Al-Qaeda is Back and More Powerful Than Ever


In 2007, US President George W. Bush was confident that “we have a strategy to deal with al-Qaeda in Iraq”. While this strategy was criticized as a result of being unable to achieve the desired result in Iraq, it also completely ignored the rise of al-Qaeda in another corner of the Middle East: Yemen.

Al-Qaeda in Afghanistan and Pakistan, the primary targets of US intervention in those countries (along with the local Taliban) did in fact have their strength drastically reduced. As a result, al-Qaeda activities transitioned to Iraq, as well as Yemen, where it had been operating already for many years (this is also where the USS Cole bombing previously occurred). The move to Yemen took place from 2007 to 2010, during which time al-Qaeda in the Arabian Peninsula (AQAP), as the Yemeni affiliate is now known as, declared a formal Jihad against the West and was formally listed as a terrorist organization by the United States. The group’s real gains, however, would come out of the chaos of the Yemeni Civil War.

Although Yemen borders Saudi Arabia, a far more powerful Sunni state, it is home to the Shia Zaidi sect which makes up around 40% of the country’s population. Zaidis ruled the Kingdom of Yemen until 1962, when pan-Arabists overthrew him and created a republic. Monarchists fought the new government in a civil war, however, they were eventually defeated. Despite the change in government, Zaidis remained the majority until the 1990 Yemeni unification.

After this point, Sunnis replaced them as the religious majority and the Zaidis were marginalized. This prompted the creation of the Houthis, who sought to end to economic under-development, political marginalization and perceived discrimination in Zaidi areas. The Zaidis believe that they have a religious obligation to take up arms against unjust rulers. Because of this, in their quest to allow for more autonomy in Zaidi areas, they came into conflict with the Yemenite government. Eventually, this led to the creation of two separate Yemeni governments: the Hadi government, supported by Sunnis, Saudi Arabia, and the al-Islah Islamists, as well as Zaidi Supreme Political Council, supported by Iran and Ahrar al-Najran, a fabricated Saudi separatist group.

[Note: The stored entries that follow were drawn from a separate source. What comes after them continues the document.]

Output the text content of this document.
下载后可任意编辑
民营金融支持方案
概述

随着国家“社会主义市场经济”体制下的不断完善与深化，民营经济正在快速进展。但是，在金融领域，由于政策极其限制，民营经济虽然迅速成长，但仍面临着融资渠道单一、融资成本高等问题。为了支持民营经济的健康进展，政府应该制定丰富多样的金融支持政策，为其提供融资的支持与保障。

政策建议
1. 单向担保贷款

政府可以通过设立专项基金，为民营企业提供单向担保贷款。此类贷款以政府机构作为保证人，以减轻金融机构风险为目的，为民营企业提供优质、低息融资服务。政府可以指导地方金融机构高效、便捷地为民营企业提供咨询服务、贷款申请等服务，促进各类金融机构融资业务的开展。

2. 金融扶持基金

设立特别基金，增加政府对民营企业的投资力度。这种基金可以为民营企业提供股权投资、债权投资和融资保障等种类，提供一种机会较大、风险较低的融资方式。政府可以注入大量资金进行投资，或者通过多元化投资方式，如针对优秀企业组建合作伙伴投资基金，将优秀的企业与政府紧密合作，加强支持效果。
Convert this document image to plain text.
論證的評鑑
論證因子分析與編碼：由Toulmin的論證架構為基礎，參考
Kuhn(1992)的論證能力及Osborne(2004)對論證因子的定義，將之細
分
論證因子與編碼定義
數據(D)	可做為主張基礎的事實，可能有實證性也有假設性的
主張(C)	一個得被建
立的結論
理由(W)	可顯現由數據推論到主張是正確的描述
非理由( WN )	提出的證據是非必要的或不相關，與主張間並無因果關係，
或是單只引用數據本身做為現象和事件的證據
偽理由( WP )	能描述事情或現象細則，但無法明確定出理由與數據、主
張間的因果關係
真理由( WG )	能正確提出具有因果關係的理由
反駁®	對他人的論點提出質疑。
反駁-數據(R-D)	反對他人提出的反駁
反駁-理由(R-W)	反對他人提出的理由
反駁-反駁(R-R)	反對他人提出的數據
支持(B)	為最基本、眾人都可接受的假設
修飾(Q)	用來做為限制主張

This began the previously mention civil war.

A power vacuum ensued. Seeing a chance to gain real power, AQAP began taking over various cities across Yemen. Although these campaigns were initially unsuccessful, AQAP eventually created a power base around Tarim and Mukalla in Yemen’s largest governorate (Hadhramaut). As the group grew, it rebranded itself as Ansar al-Sharia, although it continues to use its old name.

Today, AQAP and Ansar al-Sharia are powerful forces in Yemen. Arguably, al-Qaeda is far more powerful than it ever was before the Yemeni Civil War, despite over fifteen years of fighting with some of the world’s most powerful countries (namely, the United States, but also regional powers in the Middle East). While still based primarily in Afghanistan and Iraq, al-Qaeda didn’t have a de facto Islamic state under its command. For the latest phase in the “War on Terror” its time to look to Yemen, not to Iraq or Afghanistan.